Ellen stands in the doorway, still and silent, one hand resting on the frame. He knows she's there, even though he's turned away from her; she can see that in his body language. Can also see that he knows it's not Sam, or Rufus, or Jo who's come treading slowly up the stairs to find him.
Two years ago, after they watched the Devil's Gate fly open, they took some comfort in each other.
Things have only gotten worse since then.
She moves to stand in front of him, stand close, and wraps her arms around him. He stands still and steady for a moment, then surrenders by degrees and folds her in his arms, rests his cheek against the top of her head.
"We should go," he whispers. "They don't want us here."
It's true: it might take a while for the dozen-odd people of River Bend to pick up the pieces, to bury their dead and clean up the mess their fear created. But they'll find a way to do it. Maybe the few who are left will be the stronger for it. Either way, there's no place in this town for five strangers who showed up to save them.
And there are other towns.
Other people to save.
A while back, Ellen Harvelle ran a roadhouse. She served up food and drink and some music and a place to rest and she listened to hunters make light of what they'd done, of what had happened to them. But that's all gone now: the roadhouse, her husband, her home, her friends.
All of her friends, except for these last few. John Winchester's boys. Rufus Turner. Bobby Singer.
And her daughter. She's still got her daughter.
But things have gotten steadily worse. She's got no illusion to hold on to that they can save more than they lose.
There are voices downstairs, she realizes.
It's time to go.
She draws back from Dean just a little. Tips her head to look up at him, look into his eyes. There's something in them she's never seen before. He lets her look at it, look into those jewel-green wells to his soul, for just a moment, then he leans down a little and gently touches his lips to her cheek. When he draws back he smiles, and it says more than any collection of words ever could.

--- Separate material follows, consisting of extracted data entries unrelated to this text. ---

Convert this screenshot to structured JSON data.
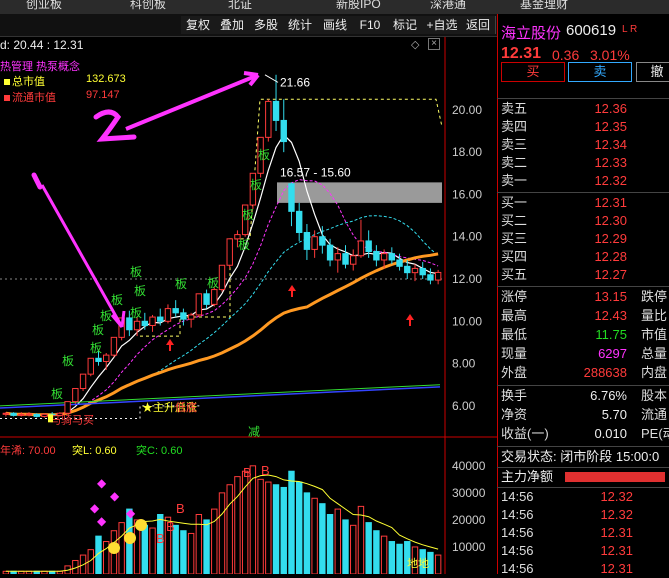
{
  "top_tabs": [
    "创业板",
    "科创板",
    "北证",
    "新股IPO",
    "深港通",
    "基金理财"
  ],
  "toolbar": {
    "buttons": [
      "复权",
      "叠加",
      "多股",
      "统计",
      "画线",
      "F10",
      "标记",
      "+自选",
      "返回"
    ]
  },
  "chart": {
    "header_text": "d: 20.44 : 12.31",
    "concepts": "热管理  热泵概念",
    "total_mv_label": "总市值",
    "total_mv_value": "132.673",
    "float_mv_label": "流通市值",
    "float_mv_value": "97.147",
    "high_label": "21.66",
    "range_label": "16.57 - 15.60",
    "y_ticks": [
      "20.00",
      "18.00",
      "16.00",
      "14.00",
      "12.00",
      "10.00",
      "8.00",
      "6.00"
    ],
    "board_tag": "板",
    "signal_main": "主升启涨",
    "signal_buy": "马骑马买",
    "signal_low": "低底",
    "cut_tag": "减",
    "indicator_line": {
      "a_label": "年浠: 70.00",
      "b_label": "突L: 0.60",
      "c_label": "突C: 0.60"
    },
    "vol_ticks": [
      "40000",
      "30000",
      "20000",
      "10000"
    ],
    "b_tag": "B",
    "dr_tag": "地地"
  },
  "quote": {
    "name": "海立股份",
    "code": "600619",
    "flags": "L R",
    "price": "12.31",
    "change": "0.36",
    "change_pct": "3.01%",
    "buy_label": "买",
    "sell_label": "卖",
    "cancel_label": "撤",
    "asks": [
      {
        "label": "卖五",
        "price": "12.36"
      },
      {
        "label": "卖四",
        "price": "12.35"
      },
      {
        "label": "卖三",
        "price": "12.34"
      },
      {
        "label": "卖二",
        "price": "12.33"
      },
      {
        "label": "卖一",
        "price": "12.32"
      }
    ],
    "bids": [
      {
        "label": "买一",
        "price": "12.31"
      },
      {
        "label": "买二",
        "price": "12.30"
      },
      {
        "label": "买三",
        "price": "12.29"
      },
      {
        "label": "买四",
        "price": "12.28"
      },
      {
        "label": "买五",
        "price": "12.27"
      }
    ],
    "stats_left": [
      {
        "label": "涨停",
        "value": "13.15",
        "color": "red"
      },
      {
        "label": "最高",
        "value": "12.43",
        "color": "red"
      },
      {
        "label": "最低",
        "value": "11.75",
        "color": "grn"
      },
      {
        "label": "现量",
        "value": "6297",
        "color": "mag"
      },
      {
        "label": "外盘",
        "value": "288638",
        "color": "red"
      }
    ],
    "stats_right": [
      "跌停",
      "量比",
      "市值",
      "总量",
      "内盘"
    ],
    "stats2": [
      {
        "label": "换手",
        "value": "6.76%",
        "right": "股本"
      },
      {
        "label": "净资",
        "value": "5.70",
        "right": "流通"
      },
      {
        "label": "收益(一)",
        "value": "0.010",
        "right": "PE(动"
      }
    ],
    "trade_status": "交易状态: 闭市阶段 15:00:0",
    "net_flow_label": "主力净额",
    "ticks": [
      {
        "time": "14:56",
        "price": "12.32"
      },
      {
        "time": "14:56",
        "price": "12.32"
      },
      {
        "time": "14:56",
        "price": "12.31"
      },
      {
        "time": "14:56",
        "price": "12.31"
      },
      {
        "time": "14:56",
        "price": "12.31"
      }
    ]
  },
  "candles": [
    [
      5.6,
      5.7,
      5.5,
      5.65
    ],
    [
      5.65,
      5.7,
      5.5,
      5.55
    ],
    [
      5.55,
      5.7,
      5.5,
      5.6
    ],
    [
      5.6,
      5.7,
      5.5,
      5.62
    ],
    [
      5.6,
      5.65,
      5.45,
      5.5
    ],
    [
      5.5,
      5.65,
      5.45,
      5.6
    ],
    [
      5.6,
      5.7,
      5.5,
      5.55
    ],
    [
      5.55,
      5.7,
      5.5,
      5.65
    ],
    [
      5.65,
      6.2,
      5.6,
      6.2
    ],
    [
      6.2,
      6.82,
      6.1,
      6.82
    ],
    [
      6.82,
      7.5,
      6.7,
      7.5
    ],
    [
      7.5,
      8.25,
      7.4,
      8.25
    ],
    [
      8.25,
      8.6,
      7.9,
      8.1
    ],
    [
      8.1,
      8.5,
      7.7,
      8.4
    ],
    [
      8.4,
      9.24,
      8.3,
      9.24
    ],
    [
      9.24,
      10.16,
      9.1,
      10.16
    ],
    [
      10.16,
      10.5,
      9.3,
      9.6
    ],
    [
      9.6,
      10.2,
      9.3,
      10.0
    ],
    [
      10.0,
      10.4,
      9.6,
      9.8
    ],
    [
      9.8,
      10.3,
      9.5,
      10.2
    ],
    [
      10.2,
      10.6,
      9.8,
      10.0
    ],
    [
      10.0,
      10.8,
      9.9,
      10.6
    ],
    [
      10.6,
      11.0,
      10.2,
      10.4
    ],
    [
      10.4,
      10.6,
      9.8,
      10.1
    ],
    [
      10.1,
      10.4,
      9.7,
      10.3
    ],
    [
      10.3,
      11.3,
      10.2,
      11.3
    ],
    [
      11.3,
      11.5,
      10.6,
      10.8
    ],
    [
      10.8,
      11.6,
      10.7,
      11.5
    ],
    [
      11.5,
      12.65,
      11.4,
      12.65
    ],
    [
      12.65,
      13.9,
      12.5,
      13.9
    ],
    [
      13.9,
      14.3,
      13.5,
      14.1
    ],
    [
      14.1,
      15.5,
      14.0,
      15.5
    ],
    [
      15.5,
      17.0,
      15.3,
      17.0
    ],
    [
      17.0,
      18.7,
      16.8,
      18.7
    ],
    [
      18.7,
      20.5,
      18.5,
      20.4
    ],
    [
      20.4,
      21.66,
      19.0,
      19.5
    ],
    [
      19.5,
      20.5,
      18.0,
      18.5
    ],
    [
      16.5,
      16.57,
      14.5,
      15.2
    ],
    [
      15.2,
      15.6,
      13.8,
      14.2
    ],
    [
      14.2,
      14.6,
      12.9,
      13.4
    ],
    [
      13.4,
      14.3,
      13.0,
      14.0
    ],
    [
      14.0,
      14.5,
      13.2,
      13.6
    ],
    [
      13.6,
      13.9,
      12.6,
      12.9
    ],
    [
      12.9,
      13.5,
      12.3,
      13.2
    ],
    [
      13.2,
      13.6,
      12.5,
      12.7
    ],
    [
      12.7,
      13.4,
      12.4,
      13.1
    ],
    [
      13.1,
      14.8,
      13.0,
      13.8
    ],
    [
      13.8,
      14.3,
      13.0,
      13.3
    ],
    [
      13.3,
      13.6,
      12.6,
      12.9
    ],
    [
      12.9,
      13.4,
      12.5,
      13.2
    ],
    [
      13.2,
      13.5,
      12.7,
      12.9
    ],
    [
      12.9,
      13.2,
      12.4,
      12.6
    ],
    [
      12.6,
      12.9,
      12.0,
      12.3
    ],
    [
      12.3,
      12.7,
      11.9,
      12.5
    ],
    [
      12.5,
      12.8,
      12.0,
      12.2
    ],
    [
      12.2,
      12.5,
      11.75,
      11.95
    ],
    [
      11.95,
      12.43,
      11.75,
      12.31
    ]
  ],
  "volumes": [
    1,
    1,
    1,
    1,
    1,
    1,
    1,
    1,
    3,
    5,
    7,
    9,
    14,
    12,
    16,
    19,
    24,
    20,
    18,
    17,
    22,
    21,
    18,
    16,
    15,
    22,
    20,
    24,
    30,
    33,
    36,
    38,
    40,
    35,
    34,
    33,
    32,
    38,
    34,
    30,
    28,
    26,
    22,
    24,
    20,
    18,
    25,
    19,
    16,
    14,
    12,
    11,
    12,
    10,
    9,
    8,
    7
  ]
}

"Be careful," she tells him.
He shrugs, a small lift of one shoulder.
"Please," she says.
"Don't know that it'd change anything."
He releases her then, steps back and takes one last look around. When he's finished with that he smiles again, and this time there's a little of the old humor in it, a little of the old Dean, the one who strutted almost everywhere he went, the one who liked to pretend he owned the world. He holds on to that as he moves toward the door, holds on to it as he seems to be putting some pieces together in his mind.

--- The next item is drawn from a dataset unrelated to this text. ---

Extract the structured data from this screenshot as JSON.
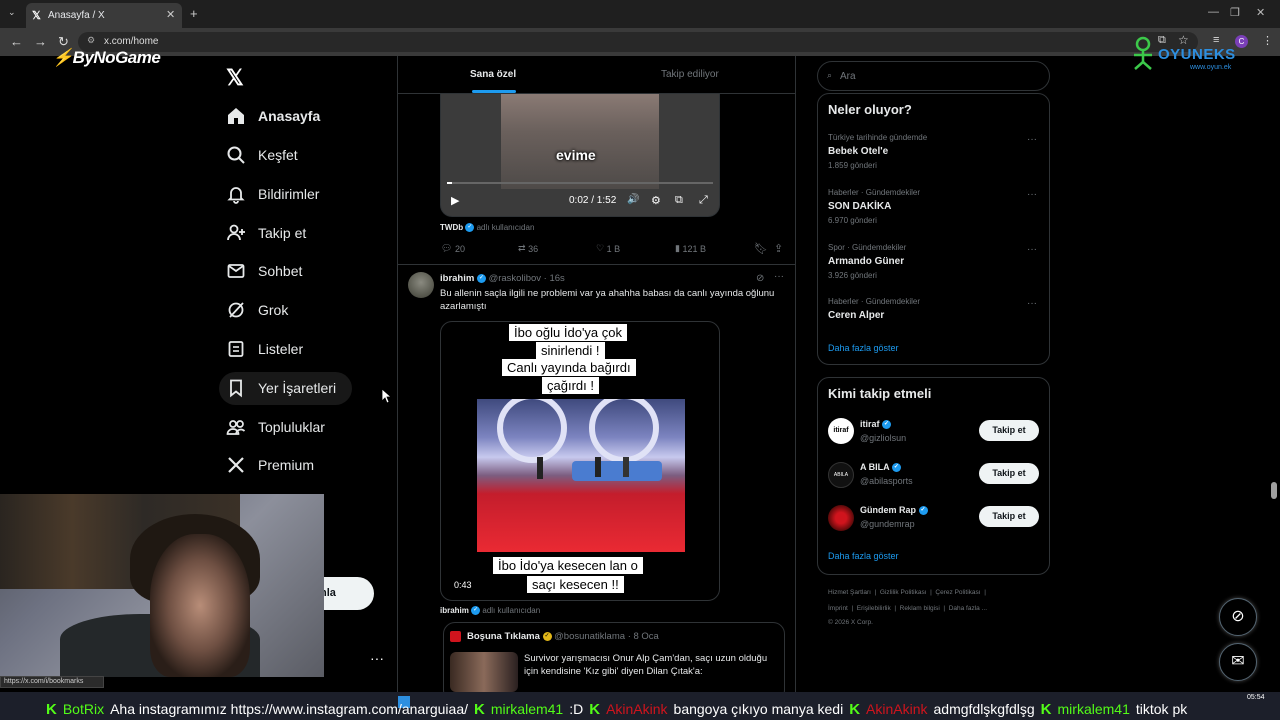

"Sorry," he says as he nears the threshold.
"For what?"
"That I didn't call."
There are moments, she knows - moments when you have to choose the right way to send someone on their way. Sometimes, if you do it wrong, there's no do-over. There wasn't, with Bill, and she's regretted that on a thousand different nights.

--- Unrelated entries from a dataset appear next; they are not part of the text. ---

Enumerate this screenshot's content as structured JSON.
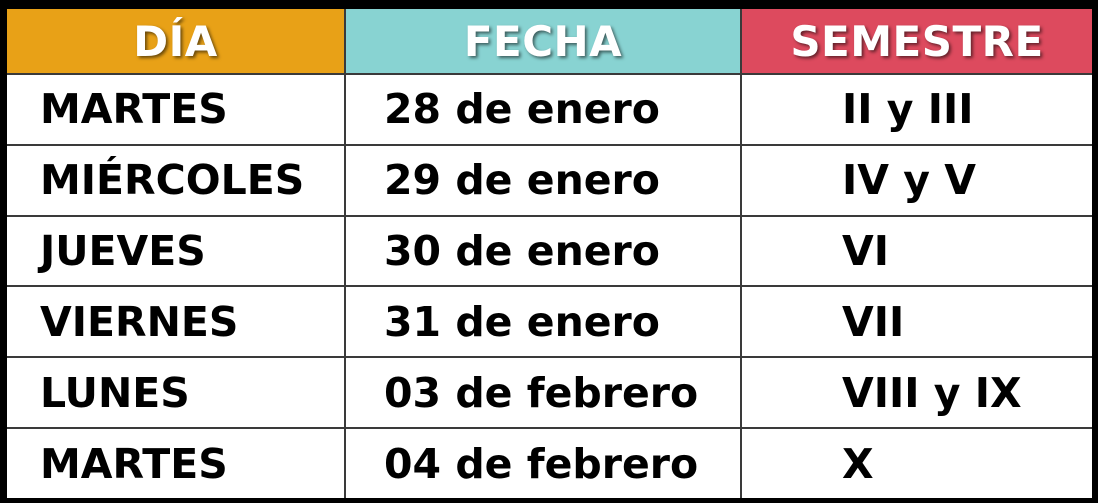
{
  "table": {
    "headers": [
      {
        "label": "DÍA",
        "color": "#E8A117"
      },
      {
        "label": "FECHA",
        "color": "#88D3D2"
      },
      {
        "label": "SEMESTRE",
        "color": "#DD4A5E"
      }
    ],
    "rows": [
      {
        "day": "MARTES",
        "date": "28 de enero",
        "semester": "II y III"
      },
      {
        "day": "MIÉRCOLES",
        "date": "29 de enero",
        "semester": "IV y V"
      },
      {
        "day": "JUEVES",
        "date": "30 de enero",
        "semester": "VI"
      },
      {
        "day": "VIERNES",
        "date": "31 de enero",
        "semester": "VII"
      },
      {
        "day": "LUNES",
        "date": "03 de febrero",
        "semester": "VIII y IX"
      },
      {
        "day": "MARTES",
        "date": "04 de febrero",
        "semester": "X"
      }
    ]
  }
}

So she does this. She matches Dean's crooked little smirk and tells him, "The next time you're resurrected? You call me. Or I'll kick your ass."
"Duly noted," he says.
She watches out the bedroom window as he and Sam leave the house and set off down the road, headed out of town, headed for parts unknown. Time was, she would have sent them on their way with a paper sack of sandwiches and some sodas. Time was, she could have counted on seeing them again.
Now, there's no counting on much of anything.
So she does what she can do. She steps away from the window, walks out of the bedroom that belonged to a couple of strangers who'll never enter it again, walks away from the bit of home that belongs to no one any more, and makes her way down the stairs to join her daughter and get the hell out of River Bend.